Mark Boucher: The Man for the Crisis Moment
From a South African point of view the Castle Test series between the Proteas and England was all about experience.
Graeme Smith, Jacques Kallis and Mark Boucher have between them played more than 340 Test matches. This is approximately 100 caps more than the rest of the squad put together for the final Castle Test at the Bidvest Wanderers Stadium.
Not surprisingly they dominate the applicable statistics. The trio were responsible for four centuries and five half-centuries and they all averaged over 50 – Smith, in fact, averaged more than 60.
Yet they are the tall trees that catch the most wind. Boucher’s head has been on the block for some time now if his critics are to be believed and Smith and Kallis have not been short of critics either. It is inevitable when you play the game at the top level for a decade or longer.

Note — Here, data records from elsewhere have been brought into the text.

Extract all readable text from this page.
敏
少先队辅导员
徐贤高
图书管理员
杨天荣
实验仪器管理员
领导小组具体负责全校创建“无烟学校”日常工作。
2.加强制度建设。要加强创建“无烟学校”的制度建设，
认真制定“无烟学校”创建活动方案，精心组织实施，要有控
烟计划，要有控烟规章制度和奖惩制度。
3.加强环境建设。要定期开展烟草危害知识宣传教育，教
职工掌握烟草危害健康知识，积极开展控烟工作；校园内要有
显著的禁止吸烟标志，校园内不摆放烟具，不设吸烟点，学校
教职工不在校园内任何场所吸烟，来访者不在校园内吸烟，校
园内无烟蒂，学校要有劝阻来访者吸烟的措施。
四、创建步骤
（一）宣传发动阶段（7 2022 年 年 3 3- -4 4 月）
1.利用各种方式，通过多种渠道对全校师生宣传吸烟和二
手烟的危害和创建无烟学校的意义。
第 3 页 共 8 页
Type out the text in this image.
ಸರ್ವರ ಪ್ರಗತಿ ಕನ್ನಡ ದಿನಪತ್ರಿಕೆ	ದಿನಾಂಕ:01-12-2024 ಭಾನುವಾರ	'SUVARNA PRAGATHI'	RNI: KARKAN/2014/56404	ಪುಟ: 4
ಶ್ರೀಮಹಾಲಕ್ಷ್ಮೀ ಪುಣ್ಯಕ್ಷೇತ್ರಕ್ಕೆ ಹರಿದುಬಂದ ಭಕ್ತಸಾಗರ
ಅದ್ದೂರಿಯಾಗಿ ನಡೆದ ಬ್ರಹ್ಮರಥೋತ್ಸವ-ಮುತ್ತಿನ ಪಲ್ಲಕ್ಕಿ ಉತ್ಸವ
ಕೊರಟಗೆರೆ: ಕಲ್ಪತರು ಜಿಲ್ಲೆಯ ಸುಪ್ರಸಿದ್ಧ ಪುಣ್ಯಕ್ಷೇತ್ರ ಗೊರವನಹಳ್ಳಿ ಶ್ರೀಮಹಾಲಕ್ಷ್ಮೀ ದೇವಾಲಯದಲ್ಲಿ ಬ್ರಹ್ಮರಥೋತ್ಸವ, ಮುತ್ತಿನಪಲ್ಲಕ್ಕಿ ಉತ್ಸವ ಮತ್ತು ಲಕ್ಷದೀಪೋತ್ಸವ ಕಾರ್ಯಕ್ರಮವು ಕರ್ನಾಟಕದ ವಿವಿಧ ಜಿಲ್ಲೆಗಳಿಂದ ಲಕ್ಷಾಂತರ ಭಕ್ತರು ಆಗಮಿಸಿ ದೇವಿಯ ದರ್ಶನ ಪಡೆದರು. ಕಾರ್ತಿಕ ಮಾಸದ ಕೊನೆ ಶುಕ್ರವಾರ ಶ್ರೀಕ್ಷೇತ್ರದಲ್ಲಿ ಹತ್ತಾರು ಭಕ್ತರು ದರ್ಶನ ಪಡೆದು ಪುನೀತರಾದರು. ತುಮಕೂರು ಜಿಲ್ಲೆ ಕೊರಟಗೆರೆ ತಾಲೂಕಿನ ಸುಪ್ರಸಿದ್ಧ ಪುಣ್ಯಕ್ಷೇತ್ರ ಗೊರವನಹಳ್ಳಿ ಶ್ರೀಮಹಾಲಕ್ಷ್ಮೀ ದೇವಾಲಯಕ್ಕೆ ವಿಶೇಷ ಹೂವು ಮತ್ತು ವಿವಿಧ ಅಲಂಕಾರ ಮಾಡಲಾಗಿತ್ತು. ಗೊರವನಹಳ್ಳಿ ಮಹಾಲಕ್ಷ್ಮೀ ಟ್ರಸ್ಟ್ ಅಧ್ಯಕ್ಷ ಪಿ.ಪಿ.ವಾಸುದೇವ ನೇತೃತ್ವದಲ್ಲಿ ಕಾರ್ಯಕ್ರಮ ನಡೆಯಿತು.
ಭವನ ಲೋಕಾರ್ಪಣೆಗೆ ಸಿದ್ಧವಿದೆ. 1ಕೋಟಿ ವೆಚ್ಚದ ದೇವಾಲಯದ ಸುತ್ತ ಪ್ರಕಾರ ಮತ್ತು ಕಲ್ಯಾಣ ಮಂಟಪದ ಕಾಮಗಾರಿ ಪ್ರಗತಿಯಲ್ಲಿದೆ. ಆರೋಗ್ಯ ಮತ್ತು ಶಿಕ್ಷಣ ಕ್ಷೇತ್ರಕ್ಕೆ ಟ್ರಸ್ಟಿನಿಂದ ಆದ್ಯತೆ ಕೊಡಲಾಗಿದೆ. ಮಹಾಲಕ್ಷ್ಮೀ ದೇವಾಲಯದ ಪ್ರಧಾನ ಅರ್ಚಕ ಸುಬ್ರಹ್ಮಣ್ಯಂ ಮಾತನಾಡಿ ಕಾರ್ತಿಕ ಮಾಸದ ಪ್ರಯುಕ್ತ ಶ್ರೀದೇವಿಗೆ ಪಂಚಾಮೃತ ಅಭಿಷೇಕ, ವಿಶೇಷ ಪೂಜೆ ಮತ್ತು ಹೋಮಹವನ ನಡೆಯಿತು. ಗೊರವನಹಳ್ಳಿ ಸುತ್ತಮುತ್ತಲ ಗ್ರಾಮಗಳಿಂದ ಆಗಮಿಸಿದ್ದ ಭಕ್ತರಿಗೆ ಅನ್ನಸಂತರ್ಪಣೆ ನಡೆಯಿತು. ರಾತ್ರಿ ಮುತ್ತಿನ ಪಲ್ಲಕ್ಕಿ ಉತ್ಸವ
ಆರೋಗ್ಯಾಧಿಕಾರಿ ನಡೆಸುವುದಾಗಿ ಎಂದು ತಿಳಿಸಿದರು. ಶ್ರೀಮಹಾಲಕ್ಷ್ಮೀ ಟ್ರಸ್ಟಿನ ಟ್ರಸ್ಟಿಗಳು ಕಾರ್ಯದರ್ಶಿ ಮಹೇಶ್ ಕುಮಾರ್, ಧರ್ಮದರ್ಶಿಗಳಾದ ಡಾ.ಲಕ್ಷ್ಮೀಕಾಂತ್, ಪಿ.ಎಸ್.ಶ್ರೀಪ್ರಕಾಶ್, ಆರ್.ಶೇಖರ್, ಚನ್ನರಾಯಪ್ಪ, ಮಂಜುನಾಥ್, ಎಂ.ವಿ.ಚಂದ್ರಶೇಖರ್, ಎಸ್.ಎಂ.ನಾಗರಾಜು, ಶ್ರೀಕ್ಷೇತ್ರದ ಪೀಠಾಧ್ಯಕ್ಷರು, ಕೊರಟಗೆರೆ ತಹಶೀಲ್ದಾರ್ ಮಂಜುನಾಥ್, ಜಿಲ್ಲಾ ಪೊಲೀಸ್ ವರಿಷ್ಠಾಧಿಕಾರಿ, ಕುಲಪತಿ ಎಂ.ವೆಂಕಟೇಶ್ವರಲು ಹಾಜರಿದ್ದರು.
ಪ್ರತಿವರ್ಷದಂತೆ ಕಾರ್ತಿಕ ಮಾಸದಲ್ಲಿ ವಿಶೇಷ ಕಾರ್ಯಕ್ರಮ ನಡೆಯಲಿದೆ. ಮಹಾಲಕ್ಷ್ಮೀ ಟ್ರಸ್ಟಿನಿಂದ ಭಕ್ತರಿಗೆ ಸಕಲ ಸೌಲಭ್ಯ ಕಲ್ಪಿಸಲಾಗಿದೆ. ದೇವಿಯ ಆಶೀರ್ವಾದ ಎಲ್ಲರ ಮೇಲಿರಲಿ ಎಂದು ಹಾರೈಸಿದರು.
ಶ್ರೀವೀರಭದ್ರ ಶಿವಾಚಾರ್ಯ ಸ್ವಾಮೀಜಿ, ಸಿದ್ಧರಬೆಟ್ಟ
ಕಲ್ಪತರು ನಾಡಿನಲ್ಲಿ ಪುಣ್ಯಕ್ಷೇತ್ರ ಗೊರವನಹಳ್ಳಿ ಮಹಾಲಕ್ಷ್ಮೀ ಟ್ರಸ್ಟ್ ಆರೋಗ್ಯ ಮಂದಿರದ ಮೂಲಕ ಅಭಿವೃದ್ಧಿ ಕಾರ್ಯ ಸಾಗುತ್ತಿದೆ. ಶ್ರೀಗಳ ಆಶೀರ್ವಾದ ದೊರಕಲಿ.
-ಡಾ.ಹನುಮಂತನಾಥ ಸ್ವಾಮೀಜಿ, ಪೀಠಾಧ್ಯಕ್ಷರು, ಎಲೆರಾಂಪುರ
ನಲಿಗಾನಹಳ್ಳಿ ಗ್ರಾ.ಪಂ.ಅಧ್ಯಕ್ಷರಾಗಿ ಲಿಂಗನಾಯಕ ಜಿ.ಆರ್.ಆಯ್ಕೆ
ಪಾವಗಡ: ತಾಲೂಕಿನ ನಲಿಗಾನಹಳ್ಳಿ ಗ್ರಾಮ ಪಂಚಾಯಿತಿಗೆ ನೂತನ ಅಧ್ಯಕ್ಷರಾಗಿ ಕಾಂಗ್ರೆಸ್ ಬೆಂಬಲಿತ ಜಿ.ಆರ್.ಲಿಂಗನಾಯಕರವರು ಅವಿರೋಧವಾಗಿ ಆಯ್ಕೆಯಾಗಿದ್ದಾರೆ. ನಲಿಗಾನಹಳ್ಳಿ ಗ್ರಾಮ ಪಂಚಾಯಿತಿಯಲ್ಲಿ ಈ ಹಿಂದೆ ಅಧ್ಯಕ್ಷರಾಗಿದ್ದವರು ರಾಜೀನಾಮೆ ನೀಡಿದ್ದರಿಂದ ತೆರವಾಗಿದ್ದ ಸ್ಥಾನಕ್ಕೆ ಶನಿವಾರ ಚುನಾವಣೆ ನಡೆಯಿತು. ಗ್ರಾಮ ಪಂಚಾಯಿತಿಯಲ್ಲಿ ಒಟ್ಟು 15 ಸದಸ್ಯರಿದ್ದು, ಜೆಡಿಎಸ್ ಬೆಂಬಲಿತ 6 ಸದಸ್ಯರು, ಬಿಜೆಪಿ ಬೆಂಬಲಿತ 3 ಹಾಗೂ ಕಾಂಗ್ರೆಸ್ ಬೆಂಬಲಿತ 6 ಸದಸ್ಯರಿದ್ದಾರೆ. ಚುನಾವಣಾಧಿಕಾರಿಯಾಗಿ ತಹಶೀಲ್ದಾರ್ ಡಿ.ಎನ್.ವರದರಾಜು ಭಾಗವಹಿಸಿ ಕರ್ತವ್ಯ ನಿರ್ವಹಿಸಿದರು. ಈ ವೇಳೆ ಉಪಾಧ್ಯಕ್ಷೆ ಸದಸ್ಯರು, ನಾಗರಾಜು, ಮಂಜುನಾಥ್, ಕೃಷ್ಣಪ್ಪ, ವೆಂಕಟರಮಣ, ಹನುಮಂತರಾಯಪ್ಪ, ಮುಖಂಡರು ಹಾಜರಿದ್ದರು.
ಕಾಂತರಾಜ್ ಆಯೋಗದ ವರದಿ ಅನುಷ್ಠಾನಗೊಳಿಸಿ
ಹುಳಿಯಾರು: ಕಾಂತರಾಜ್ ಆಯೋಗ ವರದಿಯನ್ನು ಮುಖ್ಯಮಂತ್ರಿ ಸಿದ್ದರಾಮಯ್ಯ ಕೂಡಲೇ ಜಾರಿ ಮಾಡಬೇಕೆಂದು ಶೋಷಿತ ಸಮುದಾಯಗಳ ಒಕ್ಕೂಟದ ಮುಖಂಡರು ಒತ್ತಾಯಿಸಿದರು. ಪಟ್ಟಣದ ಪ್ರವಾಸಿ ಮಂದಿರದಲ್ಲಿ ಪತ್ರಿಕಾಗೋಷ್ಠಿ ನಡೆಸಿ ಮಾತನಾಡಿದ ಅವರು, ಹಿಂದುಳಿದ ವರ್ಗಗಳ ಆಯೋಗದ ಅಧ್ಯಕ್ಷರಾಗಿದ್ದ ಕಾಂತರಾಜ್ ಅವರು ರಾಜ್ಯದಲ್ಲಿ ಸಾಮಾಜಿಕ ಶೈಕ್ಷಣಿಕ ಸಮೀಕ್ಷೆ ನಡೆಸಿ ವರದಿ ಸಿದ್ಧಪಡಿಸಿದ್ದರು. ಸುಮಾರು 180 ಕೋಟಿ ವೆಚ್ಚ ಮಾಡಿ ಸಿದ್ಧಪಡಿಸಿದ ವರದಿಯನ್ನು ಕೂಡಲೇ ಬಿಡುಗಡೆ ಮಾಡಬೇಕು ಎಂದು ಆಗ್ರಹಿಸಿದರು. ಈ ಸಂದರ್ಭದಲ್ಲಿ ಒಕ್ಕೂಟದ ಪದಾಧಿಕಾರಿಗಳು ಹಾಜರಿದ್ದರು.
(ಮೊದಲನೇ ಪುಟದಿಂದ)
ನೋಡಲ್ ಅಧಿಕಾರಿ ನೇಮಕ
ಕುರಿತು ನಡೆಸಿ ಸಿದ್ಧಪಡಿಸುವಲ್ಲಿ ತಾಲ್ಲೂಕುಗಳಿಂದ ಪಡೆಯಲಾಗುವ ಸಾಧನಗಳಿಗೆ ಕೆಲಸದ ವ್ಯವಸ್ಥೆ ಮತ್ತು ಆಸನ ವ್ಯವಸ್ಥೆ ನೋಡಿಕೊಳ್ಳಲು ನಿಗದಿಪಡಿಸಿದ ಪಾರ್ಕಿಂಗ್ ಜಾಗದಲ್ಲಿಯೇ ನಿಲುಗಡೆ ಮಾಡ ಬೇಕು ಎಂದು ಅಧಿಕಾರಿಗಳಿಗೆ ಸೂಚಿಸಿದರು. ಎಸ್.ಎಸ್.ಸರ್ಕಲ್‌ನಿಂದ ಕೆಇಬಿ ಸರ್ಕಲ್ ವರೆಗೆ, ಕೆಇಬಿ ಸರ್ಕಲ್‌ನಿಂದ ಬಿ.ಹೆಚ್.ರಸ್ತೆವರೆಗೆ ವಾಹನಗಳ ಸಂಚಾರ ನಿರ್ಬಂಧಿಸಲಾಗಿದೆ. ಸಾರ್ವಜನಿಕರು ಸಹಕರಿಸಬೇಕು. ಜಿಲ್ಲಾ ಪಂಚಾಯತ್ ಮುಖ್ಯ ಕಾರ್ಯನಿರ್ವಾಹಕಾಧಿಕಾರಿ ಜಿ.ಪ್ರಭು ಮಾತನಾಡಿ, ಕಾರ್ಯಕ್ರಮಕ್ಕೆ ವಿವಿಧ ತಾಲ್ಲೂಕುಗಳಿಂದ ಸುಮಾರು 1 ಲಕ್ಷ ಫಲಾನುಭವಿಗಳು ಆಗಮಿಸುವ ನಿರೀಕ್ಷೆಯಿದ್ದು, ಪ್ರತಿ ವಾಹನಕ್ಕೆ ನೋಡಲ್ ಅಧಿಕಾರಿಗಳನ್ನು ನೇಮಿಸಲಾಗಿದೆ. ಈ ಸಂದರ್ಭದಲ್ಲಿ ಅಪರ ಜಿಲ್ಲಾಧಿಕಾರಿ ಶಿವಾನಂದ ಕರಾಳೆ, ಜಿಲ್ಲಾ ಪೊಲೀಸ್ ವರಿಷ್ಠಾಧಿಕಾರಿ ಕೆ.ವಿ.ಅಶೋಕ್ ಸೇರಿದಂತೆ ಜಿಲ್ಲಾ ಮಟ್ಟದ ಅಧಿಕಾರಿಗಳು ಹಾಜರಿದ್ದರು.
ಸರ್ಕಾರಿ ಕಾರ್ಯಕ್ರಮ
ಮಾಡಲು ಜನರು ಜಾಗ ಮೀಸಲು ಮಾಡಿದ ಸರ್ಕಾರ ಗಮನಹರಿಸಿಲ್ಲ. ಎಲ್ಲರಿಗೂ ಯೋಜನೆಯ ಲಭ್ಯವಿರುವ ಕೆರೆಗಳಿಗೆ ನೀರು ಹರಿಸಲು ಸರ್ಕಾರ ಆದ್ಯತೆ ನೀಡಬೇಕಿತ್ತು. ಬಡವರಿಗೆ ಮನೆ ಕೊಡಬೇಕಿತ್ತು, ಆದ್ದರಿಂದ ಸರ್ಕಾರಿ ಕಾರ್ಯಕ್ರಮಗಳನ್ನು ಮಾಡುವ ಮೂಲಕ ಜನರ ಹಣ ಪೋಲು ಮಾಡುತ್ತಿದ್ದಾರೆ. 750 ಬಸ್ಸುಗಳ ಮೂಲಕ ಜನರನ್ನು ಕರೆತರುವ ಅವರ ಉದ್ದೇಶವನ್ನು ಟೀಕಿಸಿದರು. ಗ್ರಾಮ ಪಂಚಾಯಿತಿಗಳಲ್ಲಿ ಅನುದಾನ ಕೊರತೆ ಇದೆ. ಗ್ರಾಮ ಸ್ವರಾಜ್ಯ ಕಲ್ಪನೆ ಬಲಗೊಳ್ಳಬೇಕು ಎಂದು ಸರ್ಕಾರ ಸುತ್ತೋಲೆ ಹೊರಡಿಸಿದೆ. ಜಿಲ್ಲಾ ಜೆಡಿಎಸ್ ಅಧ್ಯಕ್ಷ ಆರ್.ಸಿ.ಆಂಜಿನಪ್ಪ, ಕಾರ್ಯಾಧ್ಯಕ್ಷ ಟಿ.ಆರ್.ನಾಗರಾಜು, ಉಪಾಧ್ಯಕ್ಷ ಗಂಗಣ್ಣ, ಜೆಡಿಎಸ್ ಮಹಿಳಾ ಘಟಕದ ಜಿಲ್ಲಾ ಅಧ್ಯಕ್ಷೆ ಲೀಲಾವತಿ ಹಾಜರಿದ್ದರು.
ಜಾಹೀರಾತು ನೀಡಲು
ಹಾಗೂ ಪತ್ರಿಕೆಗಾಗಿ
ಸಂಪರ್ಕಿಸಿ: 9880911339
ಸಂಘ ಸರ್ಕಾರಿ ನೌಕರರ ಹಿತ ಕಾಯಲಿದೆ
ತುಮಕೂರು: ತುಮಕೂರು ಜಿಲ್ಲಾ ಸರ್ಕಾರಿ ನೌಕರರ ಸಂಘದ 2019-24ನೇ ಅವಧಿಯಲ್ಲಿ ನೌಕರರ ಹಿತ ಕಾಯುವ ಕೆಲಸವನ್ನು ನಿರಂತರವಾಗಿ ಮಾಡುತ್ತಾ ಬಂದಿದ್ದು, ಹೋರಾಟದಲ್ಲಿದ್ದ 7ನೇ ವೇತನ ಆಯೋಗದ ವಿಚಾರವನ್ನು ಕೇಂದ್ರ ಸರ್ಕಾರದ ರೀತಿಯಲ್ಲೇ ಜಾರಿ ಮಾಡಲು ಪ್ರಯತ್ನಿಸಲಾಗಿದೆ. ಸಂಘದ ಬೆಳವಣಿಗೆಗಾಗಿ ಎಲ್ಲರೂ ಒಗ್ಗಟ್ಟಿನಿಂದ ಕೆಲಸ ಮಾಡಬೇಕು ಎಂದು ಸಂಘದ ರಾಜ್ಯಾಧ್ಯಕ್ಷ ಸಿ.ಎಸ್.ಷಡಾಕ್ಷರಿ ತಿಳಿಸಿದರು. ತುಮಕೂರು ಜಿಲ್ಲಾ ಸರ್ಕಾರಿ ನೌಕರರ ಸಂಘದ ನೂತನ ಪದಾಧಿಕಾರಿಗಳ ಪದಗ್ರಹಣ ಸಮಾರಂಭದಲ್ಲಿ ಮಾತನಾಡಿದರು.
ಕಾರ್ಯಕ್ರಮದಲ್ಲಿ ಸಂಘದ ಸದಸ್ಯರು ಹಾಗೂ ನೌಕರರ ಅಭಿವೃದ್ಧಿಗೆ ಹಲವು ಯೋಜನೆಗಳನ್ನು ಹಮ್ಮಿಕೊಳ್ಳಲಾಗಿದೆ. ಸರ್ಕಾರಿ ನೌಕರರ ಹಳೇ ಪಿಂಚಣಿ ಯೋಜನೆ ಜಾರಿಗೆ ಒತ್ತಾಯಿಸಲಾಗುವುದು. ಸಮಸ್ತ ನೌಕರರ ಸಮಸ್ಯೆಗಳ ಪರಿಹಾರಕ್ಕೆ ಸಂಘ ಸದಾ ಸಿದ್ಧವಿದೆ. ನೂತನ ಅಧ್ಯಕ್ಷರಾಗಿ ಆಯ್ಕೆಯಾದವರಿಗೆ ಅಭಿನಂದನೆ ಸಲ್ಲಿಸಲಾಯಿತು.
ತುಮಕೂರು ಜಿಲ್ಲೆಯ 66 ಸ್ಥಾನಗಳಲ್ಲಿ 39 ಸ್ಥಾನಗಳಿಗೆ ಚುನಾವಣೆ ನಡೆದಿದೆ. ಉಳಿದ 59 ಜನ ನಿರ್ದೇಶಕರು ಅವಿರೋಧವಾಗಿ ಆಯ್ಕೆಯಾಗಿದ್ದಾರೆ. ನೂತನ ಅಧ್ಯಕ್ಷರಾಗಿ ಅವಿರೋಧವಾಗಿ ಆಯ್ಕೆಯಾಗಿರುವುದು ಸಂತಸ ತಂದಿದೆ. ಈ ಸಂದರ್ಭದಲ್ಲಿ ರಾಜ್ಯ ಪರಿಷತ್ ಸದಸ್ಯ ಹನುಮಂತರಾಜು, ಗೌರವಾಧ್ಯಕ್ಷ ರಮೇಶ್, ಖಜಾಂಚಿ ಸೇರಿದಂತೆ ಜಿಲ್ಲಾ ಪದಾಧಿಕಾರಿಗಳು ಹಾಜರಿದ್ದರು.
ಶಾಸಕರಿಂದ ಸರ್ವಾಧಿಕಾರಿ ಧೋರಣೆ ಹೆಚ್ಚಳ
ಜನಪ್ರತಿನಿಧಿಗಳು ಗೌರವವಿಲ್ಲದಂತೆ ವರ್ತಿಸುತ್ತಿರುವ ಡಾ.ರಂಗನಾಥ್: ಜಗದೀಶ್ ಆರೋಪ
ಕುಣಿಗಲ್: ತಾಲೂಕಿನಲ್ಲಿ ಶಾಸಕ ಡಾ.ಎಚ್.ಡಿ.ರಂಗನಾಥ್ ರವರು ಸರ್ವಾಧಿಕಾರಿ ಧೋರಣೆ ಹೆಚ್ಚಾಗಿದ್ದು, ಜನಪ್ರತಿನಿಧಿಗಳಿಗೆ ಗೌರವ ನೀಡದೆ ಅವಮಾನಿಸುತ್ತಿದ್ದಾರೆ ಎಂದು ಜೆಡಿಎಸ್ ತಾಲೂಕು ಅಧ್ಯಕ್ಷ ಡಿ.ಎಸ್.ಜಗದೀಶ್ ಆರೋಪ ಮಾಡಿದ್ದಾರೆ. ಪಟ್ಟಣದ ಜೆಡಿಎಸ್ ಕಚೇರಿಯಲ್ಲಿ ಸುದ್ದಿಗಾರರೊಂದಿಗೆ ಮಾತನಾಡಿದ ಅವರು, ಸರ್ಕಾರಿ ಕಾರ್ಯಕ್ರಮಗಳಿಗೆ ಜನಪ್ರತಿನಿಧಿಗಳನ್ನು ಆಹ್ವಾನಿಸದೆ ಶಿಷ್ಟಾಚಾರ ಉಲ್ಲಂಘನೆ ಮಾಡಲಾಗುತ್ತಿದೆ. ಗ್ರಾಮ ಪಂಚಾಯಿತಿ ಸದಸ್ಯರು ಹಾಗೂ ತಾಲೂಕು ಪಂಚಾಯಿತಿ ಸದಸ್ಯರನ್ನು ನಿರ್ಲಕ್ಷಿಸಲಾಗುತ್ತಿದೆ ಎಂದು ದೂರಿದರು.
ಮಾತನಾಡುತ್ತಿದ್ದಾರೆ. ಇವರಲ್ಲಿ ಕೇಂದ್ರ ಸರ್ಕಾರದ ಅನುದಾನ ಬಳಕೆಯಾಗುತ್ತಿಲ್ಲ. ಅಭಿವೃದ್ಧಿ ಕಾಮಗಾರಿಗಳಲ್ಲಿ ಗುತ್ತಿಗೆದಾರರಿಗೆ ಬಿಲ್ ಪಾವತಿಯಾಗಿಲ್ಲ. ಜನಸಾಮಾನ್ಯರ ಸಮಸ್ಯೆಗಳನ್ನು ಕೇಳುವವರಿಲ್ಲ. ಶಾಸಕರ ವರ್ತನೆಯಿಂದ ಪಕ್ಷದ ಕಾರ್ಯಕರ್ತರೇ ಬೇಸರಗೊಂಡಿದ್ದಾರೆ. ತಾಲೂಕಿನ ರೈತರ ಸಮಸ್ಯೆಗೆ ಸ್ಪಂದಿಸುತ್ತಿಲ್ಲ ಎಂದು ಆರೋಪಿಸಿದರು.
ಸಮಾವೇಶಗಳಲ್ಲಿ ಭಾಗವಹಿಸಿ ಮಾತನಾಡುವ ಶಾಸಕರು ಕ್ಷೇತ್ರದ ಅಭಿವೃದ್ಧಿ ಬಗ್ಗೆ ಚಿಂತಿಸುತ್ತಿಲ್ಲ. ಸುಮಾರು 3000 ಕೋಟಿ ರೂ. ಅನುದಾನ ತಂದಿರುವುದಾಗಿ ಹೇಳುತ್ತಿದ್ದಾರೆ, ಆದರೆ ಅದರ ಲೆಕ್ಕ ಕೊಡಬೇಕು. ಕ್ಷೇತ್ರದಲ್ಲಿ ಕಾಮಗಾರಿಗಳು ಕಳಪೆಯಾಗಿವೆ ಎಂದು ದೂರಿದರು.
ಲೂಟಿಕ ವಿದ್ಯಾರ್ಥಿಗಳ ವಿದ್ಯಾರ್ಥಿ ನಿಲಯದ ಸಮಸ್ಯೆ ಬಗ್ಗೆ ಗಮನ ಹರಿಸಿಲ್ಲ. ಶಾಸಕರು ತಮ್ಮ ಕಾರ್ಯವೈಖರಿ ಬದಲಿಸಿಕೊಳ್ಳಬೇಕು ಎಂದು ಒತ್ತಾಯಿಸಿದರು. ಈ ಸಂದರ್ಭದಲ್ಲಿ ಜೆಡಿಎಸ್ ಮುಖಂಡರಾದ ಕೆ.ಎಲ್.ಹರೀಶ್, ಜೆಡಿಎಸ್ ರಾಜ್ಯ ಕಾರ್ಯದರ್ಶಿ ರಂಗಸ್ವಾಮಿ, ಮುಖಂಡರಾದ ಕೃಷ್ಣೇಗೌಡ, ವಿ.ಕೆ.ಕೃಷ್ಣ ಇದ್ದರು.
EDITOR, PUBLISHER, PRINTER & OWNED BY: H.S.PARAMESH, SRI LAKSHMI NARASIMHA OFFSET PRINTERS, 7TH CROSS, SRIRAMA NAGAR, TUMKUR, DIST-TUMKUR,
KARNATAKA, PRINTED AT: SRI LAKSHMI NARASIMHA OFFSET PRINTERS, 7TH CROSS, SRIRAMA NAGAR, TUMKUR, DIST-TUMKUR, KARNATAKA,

Being able to keep your eye on the ball and not be distracted by what is essentially a sideshow is one of the hallmarks of being an international sportsman. Another, according to the late and great Malcolm Marshall of the West Indies is longetivity – maintaining a standard of excellence over an extended period of time.
The trio have all achieved that standard of excellence as Boucher reminded us all again at the weekend.
His innings of 95 at the Bidvest Wanderers Stadium ensured a substantial first innings lead and made sure that there was not to be a third great escape for England in the same series.
“A lead of 150 would be nice,” he mused as he waited his turn to bat. “Then we will be able to dictate the game even if they get a big partnership going.”
Those who know Boucher well will recognise that those words were more a statement of intent than speculation on what might happen in an ideal cricketing world. Indeed, when the chips are down, there are few people who can match Boucher for the ability to put his hand up.
He returned to the dressing room having fallen five runs short of a century that even the Barmy Army was willing him to get. His thoughts afterwards were just as illuminating as they had been before hand about his character. “It wasn’t the best innings I have played but I was pleased because it was a very meaningful one.”
It was certainly right up there with his best efforts (of which there are many).
Think of the following:
Sahara Stadium Kingsmead, 1999, when he scored his second century as a night watchman to help get the Proteas out of jail after they had been forced to follow on. The main plaudits went correctly to Gary Kirsten for his feat in equalling Daryll Cullinan’s then SA record score of 274. But, without Boucher at his side for much of the way, there would have been no escape.
Mumbai, 2000, when 163 can be a lot of runs to make in the final innings of a Test match on the sub-continent. At 128/6 the situation was hardly rosy when he came to join his great friend, Kallis at the crease. In what seemed like no time he clubbed 29 (6 fours) of the 35 required and the Proteas had a famous victory that set up their only series win in India.
Bidvest Wanderers Stadium, 2006, when he scored the winning runs in the 438 game in exactly the situation in which the Proteas had fallen short so many times before: winning the big final and having to set a world record to get there.
Edgbaston, 2008, where he scored 40 in both innings, the second time not out, to enable the Proteas to score the more than 100 runs still needed with only the tail left to bat to clinch the Test series.
Sydney, 2009, where he made 89 in the first innings and might have got the Proteas safely to a draw in the second but for a leg before wicket decision that would almost certainly have been changed had the referral system been in place.
Now, Bidvest Wanderers Stadium, 2010.
And it is not as if he has not been contributing in other areas as well. He is on the brink of the unique double of 5 000 Test runs and 500 wicketkeeping dismissals. There is nobody else in the world who has the remotest chance of matching it for the next decade at least.
Whatever the critics and the all demanding fans say, his place in the annals of the game world-wide is assured.
And those who are starting out on their careers and want some advice on how to handle the game’s external issues can learn a lot from this model answer he gave at his fourth day press conference when asked how the criticism had affected him. Did he use it as a motivating tool?
“I don’t play cricket for my critics,” he commented. “Critics are always going to be there no matter where you are or who you are. They are always going to be there and they have criticised a guy like Jacques Kallis as well which is pretty strange....
“For me I have always tried to use every criticism I get and take the positives out of it. If the stuff really gets to me, I try to use it as motivation for myself. If guys are criticising you, then you are not doing your job properly. I am not going to say that I have silenced my critics. They are always going to be there. You have to make sure you perform every day.”
And that is exactly what he has been doing for the Proteas....for the last 13 years, in fact, ever since he made his debut in Pakistan in 1997.